Ma i bambini studiati dagli psicologi dello sviluppo nei laboratori, quindi in condizioni controllate, sono gli stessi bambini studiati dagli antropologi? E la battaglia portata avanti dagli antropologi per far passare l’idea che non esiste un unico modo di essere bambini, ma piuttosto differenti culture dell’infanzia, come si concilia con gli sforzi dei giuristi di creare norme che proteggano i bambini e che attribuiscano loro diritti universali?
Dagli studiosi radunatisi a Parigi nessuna risposta definitiva, ma molte discussioni interessanti. Particolarmente stimolante è stata quella avviata da Susanna Mantovani, psicologa e pedagogista dell’Università di Milano Bicocca. La studiosa ha puntato l’attenzione sul fatto che proprio l’interdisciplinarietà sia una tendenza spontanea della filosofia dell’educazione. Già John Dewey, filosofo e pedagogista statunitense, la definiva una scienza pratica, un’arte, orientata alla realizzazione di scopi concreti e a produrre cambiamenti.

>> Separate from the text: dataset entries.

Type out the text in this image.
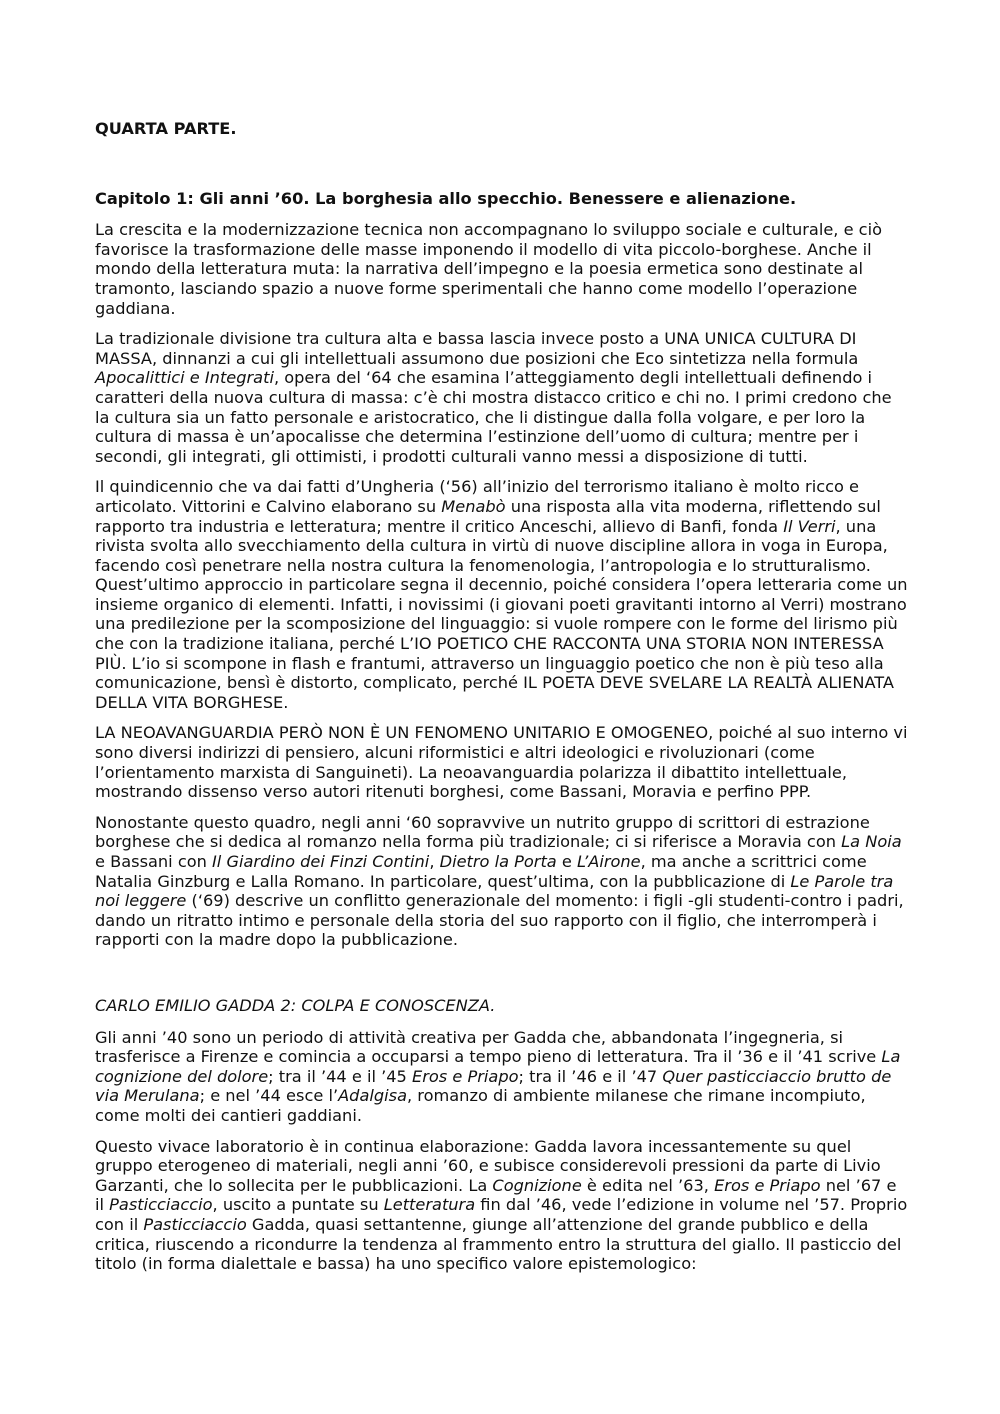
QUARTA PARTE.
Capitolo 1: Gli anni ’60. La borghesia allo specchio. Benessere e alienazione.

La crescita e la modernizzazione tecnica non accompagnano lo sviluppo sociale e culturale, e ciò favorisce la trasformazione delle masse imponendo il modello di vita piccolo-borghese. Anche il mondo della letteratura muta: la narrativa dell’impegno e la poesia ermetica sono destinate al tramonto, lasciando spazio a nuove forme sperimentali che hanno come modello l’operazione gaddiana.

La tradizionale divisione tra cultura alta e bassa lascia invece posto a UNA UNICA CULTURA DI MASSA, dinnanzi a cui gli intellettuali assumono due posizioni che Eco sintetizza nella formula Apocalittici e Integrati, opera del ‘64 che esamina l’atteggiamento degli intellettuali definendo i caratteri della nuova cultura di massa: c’è chi mostra distacco critico e chi no. I primi credono che la cultura sia un fatto personale e aristocratico, che li distingue dalla folla volgare, e per loro la cultura di massa è un’apocalisse che determina l’estinzione dell’uomo di cultura; mentre per i secondi, gli integrati, gli ottimisti, i prodotti culturali vanno messi a disposizione di tutti.

Il quindicennio che va dai fatti d’Ungheria (‘56) all’inizio del terrorismo italiano è molto ricco e articolato. Vittorini e Calvino elaborano su Menabò una risposta alla vita moderna, riflettendo sul rapporto tra industria e letteratura; mentre il critico Anceschi, allievo di Banfi, fonda Il Verri, una rivista svolta allo svecchiamento della cultura in virtù di nuove discipline allora in voga in Europa, facendo così penetrare nella nostra cultura la fenomenologia, l’antropologia e lo strutturalismo. Quest’ultimo approccio in particolare segna il decennio, poiché considera l’opera letteraria come un insieme organico di elementi. Infatti, i novissimi (i giovani poeti gravitanti intorno al Verri) mostrano una predilezione per la scomposizione del linguaggio: si vuole rompere con le forme del lirismo più che con la tradizione italiana, perché L’IO POETICO CHE RACCONTA UNA STORIA NON INTERESSA PIÙ. L’io si scompone in flash e frantumi, attraverso un linguaggio poetico che non è più teso alla comunicazione, bensì è distorto, complicato, perché IL POETA DEVE SVELARE LA REALTÀ ALIENATA DELLA VITA BORGHESE.

LA NEOAVANGUARDIA PERÒ NON È UN FENOMENO UNITARIO E OMOGENEO, poiché al suo interno vi sono diversi indirizzi di pensiero, alcuni riformistici e altri ideologici e rivoluzionari (come l’orientamento marxista di Sanguineti). La neoavanguardia polarizza il dibattito intellettuale, mostrando dissenso verso autori ritenuti borghesi, come Bassani, Moravia e perfino PPP.

Nonostante questo quadro, negli anni ‘60 sopravvive un nutrito gruppo di scrittori di estrazione borghese che si dedica al romanzo nella forma più tradizionale; ci si riferisce a Moravia con La Noia e Bassani con Il Giardino dei Finzi Contini, Dietro la Porta e L’Airone, ma anche a scrittrici come Natalia Ginzburg e Lalla Romano. In particolare, quest’ultima, con la pubblicazione di Le Parole tra noi leggere (‘69) descrive un conflitto generazionale del momento: i figli -gli studenti-contro i padri, dando un ritratto intimo e personale della storia del suo rapporto con il figlio, che interromperà i rapporti con la madre dopo la pubblicazione.

CARLO EMILIO GADDA 2: COLPA E CONOSCENZA.

Gli anni ’40 sono un periodo di attività creativa per Gadda che, abbandonata l’ingegneria, si trasferisce a Firenze e comincia a occuparsi a tempo pieno di letteratura. Tra il ’36 e il ’41 scrive La cognizione del dolore; tra il ’44 e il ’45 Eros e Priapo; tra il ’46 e il ’47 Quer pasticciaccio brutto de via Merulana; e nel ’44 esce l’Adalgisa, romanzo di ambiente milanese che rimane incompiuto, come molti dei cantieri gaddiani.

Questo vivace laboratorio è in continua elaborazione: Gadda lavora incessantemente su quel gruppo eterogeneo di materiali, negli anni ’60, e subisce considerevoli pressioni da parte di Livio Garzanti, che lo sollecita per le pubblicazioni. La Cognizione è edita nel ’63, Eros e Priapo nel ’67 e il Pasticciaccio, uscito a puntate su Letteratura fin dal ’46, vede l’edizione in volume nel ’57. Proprio con il Pasticciaccio Gadda, quasi settantenne, giunge all’attenzione del grande pubblico e della critica, riuscendo a ricondurre la tendenza al frammento entro la struttura del giallo. Il pasticcio del titolo (in forma dialettale e bassa) ha uno specifico valore epistemologico:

Per aderire alla sua vocazione pratica, la pedagogia tende naturalmente a collaborare con altre scienze, come la linguistica, l’antropologia e la psicologia, producendo risultati brillanti. È invece quando, ha ricordato Mantovani, assume un complesso di “inferiorità epistemologica” e cerca di sviluppare un linguaggio tecnico autonomo, che essa finisce per perdere di vista il proprio obbiettivo e per produrre un linguaggio confuso e astratto.
Fedele a queste premesse teoriche, la studiosa ha mostrato un filmato di pochi minuti realizzato presso l’asilo nido Bambini Bicocca, che dal 1995 accoglie sia i bambini del quartiere milanese sia i figli dei dipendenti dell’Università. E’ anche un nido sperimentale, poiché seguito dalla Facoltà di Scienze della Formazione, che segue i bambini e li studia nell’ambito di progetti internazionali di ricerca e di formazione.

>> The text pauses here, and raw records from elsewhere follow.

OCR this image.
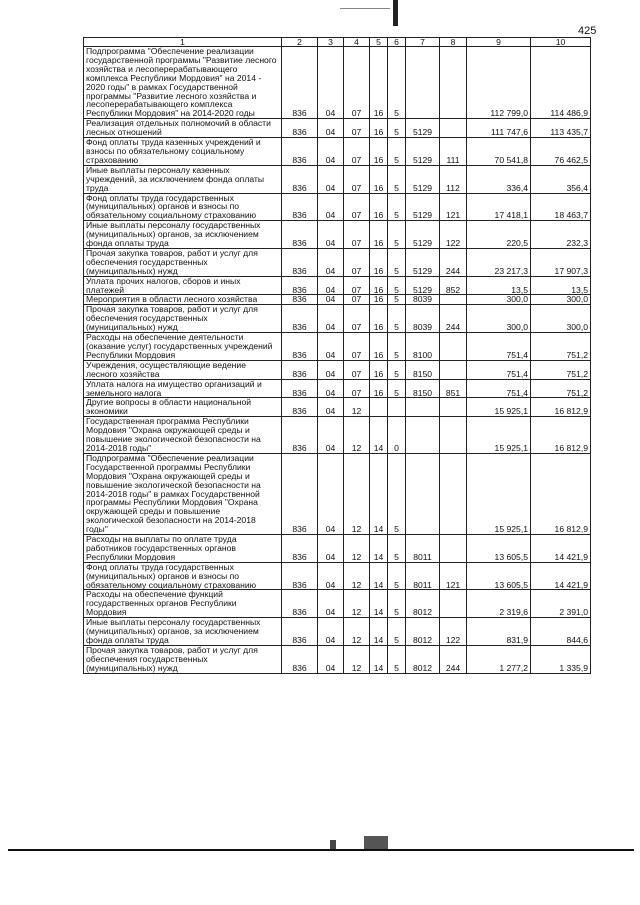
425
1	2	3	4	5	6	7	8	9	10
Подпрограмма "Обеспечение реализации государственной программы "Развитие лесного хозяйства и лесоперерабатывающего комплекса Республики Мордовия" на 2014 - 2020 годы" в рамках Государственной программы "Развитие лесного хозяйства и лесоперерабатывающего комплекса Республики Мордовия" на 2014-2020 годы	836	04	07	16	5			112 799,0	114 486,9
Реализация отдельных полномочий в области лесных отношений	836	04	07	16	5	5129		111 747,6	113 435,7
Фонд оплаты труда казенных учреждений и взносы по обязательному социальному страхованию	836	04	07	16	5	5129	111	70 541,8	76 462,5
Иные выплаты персоналу казенных учреждений, за исключением фонда оплаты труда	836	04	07	16	5	5129	112	336,4	356,4
Фонд оплаты труда государственных (муниципальных) органов и взносы по обязательному социальному страхованию	836	04	07	16	5	5129	121	17 418,1	18 463,7
Иные выплаты персоналу государственных (муниципальных) органов, за исключением фонда оплаты труда	836	04	07	16	5	5129	122	220,5	232,3
Прочая закупка товаров, работ и услуг для обеспечения государственных (муниципальных) нужд	836	04	07	16	5	5129	244	23 217,3	17 907,3
Уплата прочих налогов, сборов и иных платежей	836	04	07	16	5	5129	852	13,5	13,5
Мероприятия в области лесного хозяйства	836	04	07	16	5	8039		300,0	300,0
Прочая закупка товаров, работ и услуг для обеспечения государственных (муниципальных) нужд	836	04	07	16	5	8039	244	300,0	300,0
Расходы на обеспечение деятельности (оказание услуг) государственных учреждений Республики Мордовия	836	04	07	16	5	8100		751,4	751,2
Учреждения, осуществляющие ведение лесного хозяйства	836	04	07	16	5	8150		751,4	751,2
Уплата налога на имущество организаций и земельного налога	836	04	07	16	5	8150	851	751,4	751,2
Другие вопросы в области национальной экономики	836	04	12					15 925,1	16 812,9
Государственная программа Республики Мордовия "Охрана окружающей среды и повышение экологической безопасности на 2014-2018 годы"	836	04	12	14	0			15 925,1	16 812,9
Подпрограмма "Обеспечение реализации Государственной программы Республики Мордовия "Охрана окружающей среды и повышение экологической безопасности на 2014-2018 годы" в рамках Государственной программы Республики Мордовия "Охрана окружающей среды и повышение экологической безопасности на 2014-2018 годы"	836	04	12	14	5			15 925,1	16 812,9
Расходы на выплаты по оплате труда работников государственных органов Республики Мордовия	836	04	12	14	5	8011		13 605,5	14 421,9
Фонд оплаты труда государственных (муниципальных) органов и взносы по обязательному социальному страхованию	836	04	12	14	5	8011	121	13 605,5	14 421,9
Расходы на обеспечение функций государственных органов Республики Мордовия	836	04	12	14	5	8012		2 319,6	2 391,0
Иные выплаты персоналу государственных (муниципальных) органов, за исключением фонда оплаты труда	836	04	12	14	5	8012	122	831,9	844,6
Прочая закупка товаров, работ и услуг для обеспечения государственных (муниципальных) нужд	836	04	12	14	5	8012	244	1 277,2	1 335,9
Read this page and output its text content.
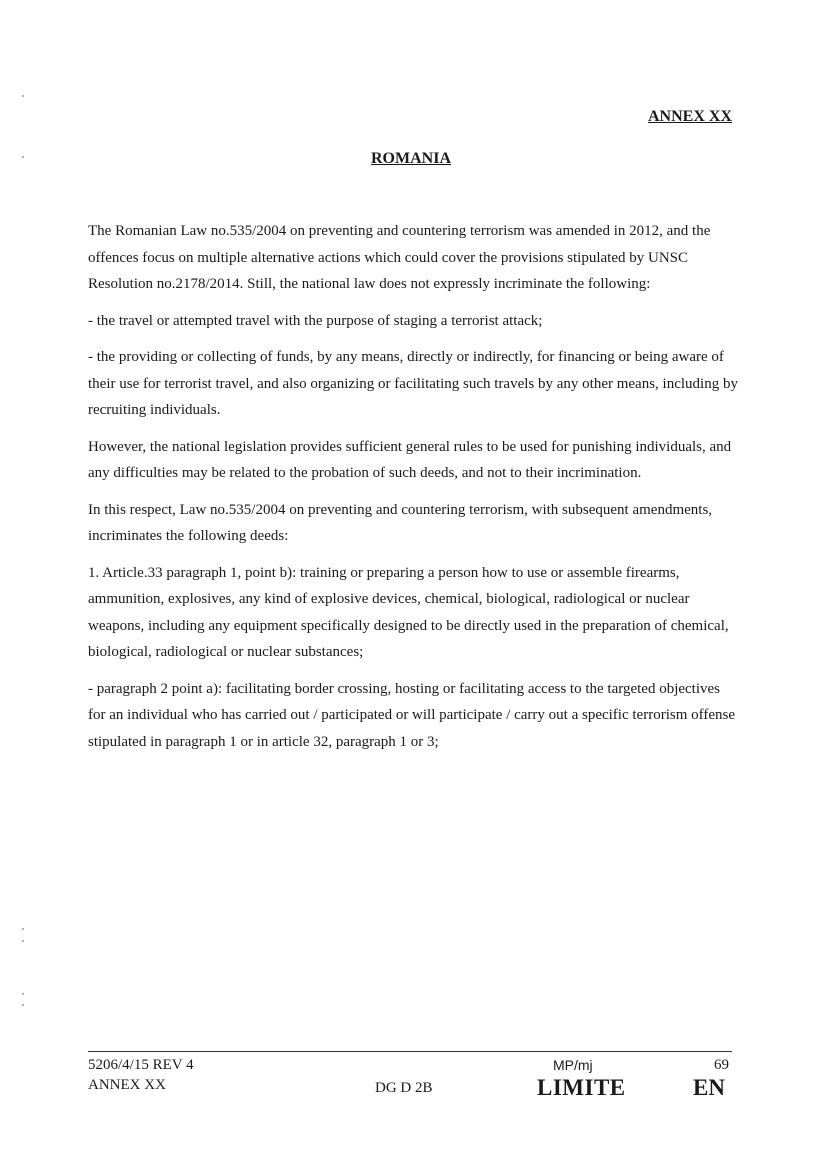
ANNEX XX
ROMANIA

The Romanian Law no.535/2004 on preventing and countering terrorism was amended in 2012, and the offences focus on multiple alternative actions which could cover the provisions stipulated by UNSC Resolution no.2178/2014. Still, the national law does not expressly incriminate the following:

- the travel or attempted travel with the purpose of staging a terrorist attack;

- the providing or collecting of funds, by any means, directly or indirectly, for financing or being aware of their use for terrorist travel, and also organizing or facilitating such travels by any other means, including by recruiting individuals.

However, the national legislation provides sufficient general rules to be used for punishing individuals, and any difficulties may be related to the probation of such deeds, and not to their incrimination.

In this respect, Law no.535/2004 on preventing and countering terrorism, with subsequent amendments, incriminates the following deeds:

1. Article.33 paragraph 1, point b): training or preparing a person how to use or assemble firearms, ammunition, explosives, any kind of explosive devices, chemical, biological, radiological or nuclear weapons, including any equipment specifically designed to be directly used in the preparation of chemical, biological, radiological or nuclear substances;

- paragraph 2 point a): facilitating border crossing, hosting or facilitating access to the targeted objectives for an individual who has carried out / participated or will participate / carry out a specific terrorism offense stipulated in paragraph 1 or in article 32, paragraph 1 or 3;

5206/4/15 REV 4
ANNEX XX	DG D 2B
MP/mj	69
LIMITE	EN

Uno di questi è Children Crossing Borders, coordinato dall’antropologo J.J.Tobin, che ha come scopo creare momenti di confronto e dialogo sull’educazione e la scuola tra genitori autoctoni e immigrati e tra insegnanti in diverse scuole dell’infanzia di cinque città, Milano, Parigi, Birmingham, Berlino, Phoenix. Usando un approccio denominato “etnografia visuale e multivocale”, il gruppo di studiosi utilizza filmati di bambini all’interno della scuola come stimolo per rispondere ad alcune domande: che cosa pensano i genitori immigrati della scuola dell’infanzia frequentata dai propri figli? Quali idee hanno di scuola, educazione e sviluppo nell’infanzia? Che esperienze vivono nella scuola dell’infanzia i bambini autoctoni e i loro compagni nati da genitori immigrati? E che cosa pensano di queste trasformazioni le insegnanti?
Ogni team locale ha videoregistrato una giornata tipo in una scuola dell’infanzia della propria città (filmando un gruppo di bambini di quattro anni dal momento dell’ingresso a scuola fino all’uscita) e ha poi ridotto il filmato a un format di venti minuti da utilizzare come punto di partenza per la discussione ingruppi di discussione.
Una dinamica simile a quella che si è sviluppata alla conferenza. Il video mostrava un litigio fra due bambini di due anni che si contendevano un giocattolo e l’interazione con l’insegnante intervenuta per sedare il battibecco.
Pragmatica e concreta la domanda che Mantovani ha posto al pubblico di studiosi: cosa ne pensate di questo video? Credete che l’insegnante abbia agito in modo competente?
Altrettanto vivaci le reazioni della platea: molti ricercatori inglesi e americani si sono ad esempio stupiti della vivacità fisica dei bambini filmati, interpretandola come una mancanza di controllo delle emozioni. I ricercatori italiani, al contrario, l’hanno considerata perfettamente adeguata all’età di piccoli. I linguisti si sono invece soffermati sulle interazioni verbali fra maestra e bambini, stupendosi che questa si rivolgesse loro in terza persona (“Pietro ha capito che ha sbagliato, vero?”).
Un confronto fra discipline e culture che ha realizzato in pieno gli intenti teorici della conferenza.